LIFE CIRCUIT — INTER—MISSION

1. SPACE

Physical Space

The set up of the Disappearance Bar at National Gallery is based on Lee Kang So’s work, ‘Disappearance, bar in the Gallery’ which involved incorporating wooden chairs and tables from the bars he frequented within a gallery space where viewers could have momentary and temporal interactions just like people do over casual drinks at bars. The idea of leaving behind permanent marks of our presence within this temporal space — alcohol stains, burn marks and cracks on the furniture underscores the idea that temporary interaction can leave a permanent and lasting story. In National Gallery, instead of Korean drinks, local alcohol and traditional ‘kueh’ and tea were served to contextualise and appropriate the original concept for the local demographic. The significance of the physical nature of this space itself serves as a fundamental base for Urich Lau’s experimental and telematic work ‘Life Circuit’ to be performed in.

2. ARTIST

“Regardless of medium or form, technology is irrelevant if the work of art does not speak about humanistic values, or new ideas or critique our society” — Urich Lau, https://pluralartmag.com/2019/02/12/back-to-the-future-in-conversation-with-urich-lau/

Telematic Art

Urich Lau’s works mainly involve integrating and intertwining the archetype form of technology with the new and ever changing alternate reality that it has become as of today. This combination creates a simultaneously jarring yet oddly discomforting unity in his works. The output of his conceptualisations are glitchy, elusive and unpredictable just like the ‘cerebral cortex’ of 21st Century technology and media. He however also centralises his ideas around the concept of Telematic Art’ — “focused on the human aspect of the medium, the desire to communicate with another even in the virtual world, and how this (notion) is central to the creation of the medium.” — https://www.tate.org.uk/art/art-terms/i/internet-art. Telematic Art is something Stelarc, the artist I talked about in my previous reflection post pioneered with his project ‘Third Hand’ which involved attaching a third mechanical hand to his right arm. This is similar to how Urich Lau incorporates gadgets into his body as extensions.

Stelarc — ‘Third Hand’

Urich Lau, Teow Yue Han — ‘Life Circuit’

3. ARTWORK — ‘LIFE CIRCUIT’

Description

‘Life Circuit’ essentially, runs on the simple idea of an input and an output. This dichotomy is technical yet they act as conduits for non discrete and non absolute form of interaction with technology. In ‘Life Circuit’, Urich’s sensory organs lose their ‘human’ functions and instead are replaced with gadgets to alter his perceived reality into that of the alternate scape of technology. He is stripped of his ‘humaneness’ and instead becomes a temporary intermediary ‘cyborg’ that processes and then continuously bombards and projects video and audio from live feed, the internet and other sources to the audience within the space of the interaction. This in a sense forms a closed circuit within the audience by involving them in the alternate reality he is immersed in.
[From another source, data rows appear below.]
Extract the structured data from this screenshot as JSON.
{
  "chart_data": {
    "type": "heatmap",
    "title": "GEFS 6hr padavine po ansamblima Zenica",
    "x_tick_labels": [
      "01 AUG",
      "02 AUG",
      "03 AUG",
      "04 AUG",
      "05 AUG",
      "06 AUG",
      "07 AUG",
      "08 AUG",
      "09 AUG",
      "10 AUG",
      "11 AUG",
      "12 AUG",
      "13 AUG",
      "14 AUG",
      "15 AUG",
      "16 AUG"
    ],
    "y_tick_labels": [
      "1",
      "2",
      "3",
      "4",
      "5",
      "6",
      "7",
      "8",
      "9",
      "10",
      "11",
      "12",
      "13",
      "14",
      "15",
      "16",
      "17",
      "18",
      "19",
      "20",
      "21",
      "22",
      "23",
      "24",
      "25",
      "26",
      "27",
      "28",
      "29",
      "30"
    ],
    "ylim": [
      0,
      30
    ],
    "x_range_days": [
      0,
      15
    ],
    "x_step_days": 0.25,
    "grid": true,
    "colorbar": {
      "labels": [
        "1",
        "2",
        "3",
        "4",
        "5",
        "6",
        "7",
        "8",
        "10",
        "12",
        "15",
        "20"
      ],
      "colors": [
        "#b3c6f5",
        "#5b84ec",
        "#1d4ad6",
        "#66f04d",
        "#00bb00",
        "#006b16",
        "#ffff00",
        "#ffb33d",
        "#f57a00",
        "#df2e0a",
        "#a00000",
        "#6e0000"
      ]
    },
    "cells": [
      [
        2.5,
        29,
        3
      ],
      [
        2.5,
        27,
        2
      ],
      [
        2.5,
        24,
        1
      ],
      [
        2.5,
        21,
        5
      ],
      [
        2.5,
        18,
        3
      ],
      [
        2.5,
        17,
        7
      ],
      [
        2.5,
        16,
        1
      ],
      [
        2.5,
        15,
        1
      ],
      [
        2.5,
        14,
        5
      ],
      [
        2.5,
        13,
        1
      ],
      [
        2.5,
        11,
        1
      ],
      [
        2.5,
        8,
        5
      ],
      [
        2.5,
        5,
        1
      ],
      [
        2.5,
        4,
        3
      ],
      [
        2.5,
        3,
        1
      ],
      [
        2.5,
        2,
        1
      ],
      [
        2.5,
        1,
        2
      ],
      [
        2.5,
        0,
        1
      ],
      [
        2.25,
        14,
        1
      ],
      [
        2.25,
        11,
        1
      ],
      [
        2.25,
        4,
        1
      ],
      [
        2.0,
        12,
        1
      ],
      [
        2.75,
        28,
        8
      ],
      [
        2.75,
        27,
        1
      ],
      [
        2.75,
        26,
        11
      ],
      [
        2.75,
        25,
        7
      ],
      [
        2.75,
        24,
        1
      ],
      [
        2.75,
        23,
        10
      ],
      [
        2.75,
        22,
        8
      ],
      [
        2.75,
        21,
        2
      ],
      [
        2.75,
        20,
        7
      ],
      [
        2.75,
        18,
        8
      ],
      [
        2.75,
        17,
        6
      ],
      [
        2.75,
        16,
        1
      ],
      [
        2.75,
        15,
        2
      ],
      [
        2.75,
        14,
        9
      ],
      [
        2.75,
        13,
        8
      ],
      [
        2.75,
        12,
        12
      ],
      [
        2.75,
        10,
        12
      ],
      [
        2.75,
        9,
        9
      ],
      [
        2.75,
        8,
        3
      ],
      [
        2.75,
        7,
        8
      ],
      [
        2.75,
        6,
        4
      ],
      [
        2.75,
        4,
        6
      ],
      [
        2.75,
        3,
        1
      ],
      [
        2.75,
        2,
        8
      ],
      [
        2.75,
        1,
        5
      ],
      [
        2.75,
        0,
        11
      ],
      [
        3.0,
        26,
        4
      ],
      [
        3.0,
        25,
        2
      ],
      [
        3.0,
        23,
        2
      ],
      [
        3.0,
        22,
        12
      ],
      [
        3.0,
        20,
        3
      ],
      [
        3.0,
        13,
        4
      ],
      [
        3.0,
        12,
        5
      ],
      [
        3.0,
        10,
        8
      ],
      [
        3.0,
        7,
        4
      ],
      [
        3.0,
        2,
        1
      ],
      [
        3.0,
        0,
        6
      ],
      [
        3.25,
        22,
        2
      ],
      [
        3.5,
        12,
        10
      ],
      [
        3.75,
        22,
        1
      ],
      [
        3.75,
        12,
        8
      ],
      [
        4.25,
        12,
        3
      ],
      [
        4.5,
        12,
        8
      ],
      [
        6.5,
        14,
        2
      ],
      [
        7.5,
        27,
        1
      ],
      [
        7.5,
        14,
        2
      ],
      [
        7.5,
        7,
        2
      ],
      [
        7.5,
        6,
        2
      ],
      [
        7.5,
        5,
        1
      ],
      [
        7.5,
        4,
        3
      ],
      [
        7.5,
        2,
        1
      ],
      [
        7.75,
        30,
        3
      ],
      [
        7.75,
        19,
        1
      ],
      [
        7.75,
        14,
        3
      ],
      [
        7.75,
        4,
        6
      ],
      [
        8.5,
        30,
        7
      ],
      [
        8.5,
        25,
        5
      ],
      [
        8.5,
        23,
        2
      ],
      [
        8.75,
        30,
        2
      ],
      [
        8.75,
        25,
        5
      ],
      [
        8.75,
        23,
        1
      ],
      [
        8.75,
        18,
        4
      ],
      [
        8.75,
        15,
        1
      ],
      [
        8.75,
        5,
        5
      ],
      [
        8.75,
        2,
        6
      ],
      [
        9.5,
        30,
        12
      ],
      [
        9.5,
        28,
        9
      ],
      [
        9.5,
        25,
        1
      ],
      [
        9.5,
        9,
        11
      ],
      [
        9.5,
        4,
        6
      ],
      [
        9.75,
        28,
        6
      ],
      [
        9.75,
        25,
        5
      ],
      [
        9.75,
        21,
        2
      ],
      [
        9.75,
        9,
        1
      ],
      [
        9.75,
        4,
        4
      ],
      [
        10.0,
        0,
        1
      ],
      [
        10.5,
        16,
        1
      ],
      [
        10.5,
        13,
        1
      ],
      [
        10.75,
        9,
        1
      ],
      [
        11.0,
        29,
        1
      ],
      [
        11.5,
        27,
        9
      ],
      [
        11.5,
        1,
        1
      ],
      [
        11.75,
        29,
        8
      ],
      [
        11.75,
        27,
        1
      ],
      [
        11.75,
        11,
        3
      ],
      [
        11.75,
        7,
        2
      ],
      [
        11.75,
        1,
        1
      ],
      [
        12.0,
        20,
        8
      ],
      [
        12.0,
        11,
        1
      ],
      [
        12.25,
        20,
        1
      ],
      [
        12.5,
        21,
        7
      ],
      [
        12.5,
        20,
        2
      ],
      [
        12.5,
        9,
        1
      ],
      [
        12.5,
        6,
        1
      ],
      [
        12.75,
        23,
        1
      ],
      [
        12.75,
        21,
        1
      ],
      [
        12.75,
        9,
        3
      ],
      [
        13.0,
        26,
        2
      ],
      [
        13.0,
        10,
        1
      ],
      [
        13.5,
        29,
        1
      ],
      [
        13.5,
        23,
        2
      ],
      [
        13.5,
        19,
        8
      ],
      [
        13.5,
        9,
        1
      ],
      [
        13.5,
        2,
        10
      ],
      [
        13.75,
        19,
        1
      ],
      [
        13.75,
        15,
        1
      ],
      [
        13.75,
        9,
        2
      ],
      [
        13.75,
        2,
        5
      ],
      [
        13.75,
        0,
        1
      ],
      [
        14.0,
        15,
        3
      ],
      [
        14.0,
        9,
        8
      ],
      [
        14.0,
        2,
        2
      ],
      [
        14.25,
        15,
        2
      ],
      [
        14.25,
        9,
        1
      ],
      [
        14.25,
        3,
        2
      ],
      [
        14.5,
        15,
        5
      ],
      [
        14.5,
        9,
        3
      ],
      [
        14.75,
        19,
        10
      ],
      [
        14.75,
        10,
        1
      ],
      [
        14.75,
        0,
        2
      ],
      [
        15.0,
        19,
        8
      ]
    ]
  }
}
Moreover, the idea of us, the audience interacting with Urich, who in this work takes on a tangible and physical form of technology, allows us to establish a (despite confusing), direct connection with the technological realm. However the output is distorted, disturbing and overwhelming, making it a rather uncomfortable and pervasive experience. This then forces us to take a step back and re-think our intimate relationship with potentially innocuous technology.

4. REFLECTIONS

Performative aspect

‘Life Circuit’ also explores a second conceptual layer that focuses on the physical presence of the audience and the space in which they share with the Artist. As he navigates around the audience members, with his gadgets constantly converting live feed visuals into sounds which in turn ‘hack’ his senses, he becomes blind and occasionally bumps into one or two people. The visuals displayed are furthermore glitchy, distorted and fragmented — caused by the technical glitch brought about by the input interference from the devices attached to his body. The audience’s passive and non voluntary presence then inherently becomes an important part of establishing a direct and forced interaction between them and the artist. The line between the artwork and the observers is blurred here, forming a closed loop that causes a more assertive participation from the ‘voyeurs’.

Critical Aspect

The third layer to ‘Life Circuit’ is slightly more abstract and interpretative. Amongst all the noise and glitchy technical projections and set up, Lau included National Art’s Council’s statements visually projected and also aurally projected by a AI entity, as part of the interference. At first glance I was confused by the distinct foreign presence of the NAC statement beside the visual landscape of the other output. However his intentional inclusion of it is significant and makes us think about the correlation between it and ‘Life Circuit’. Personally I feel that it could be his way as an established Artist to critique the way Art in Singapore is restricted by a seemingly ‘harmless’ statement.

Maybe there should not be any directive or statement that governs what Art in Singapore should be.

Maybe by portraying it as interference his intention was to express how the Singapore art scene is stifled by the same pragmatic and capitalist values that our nation functions on.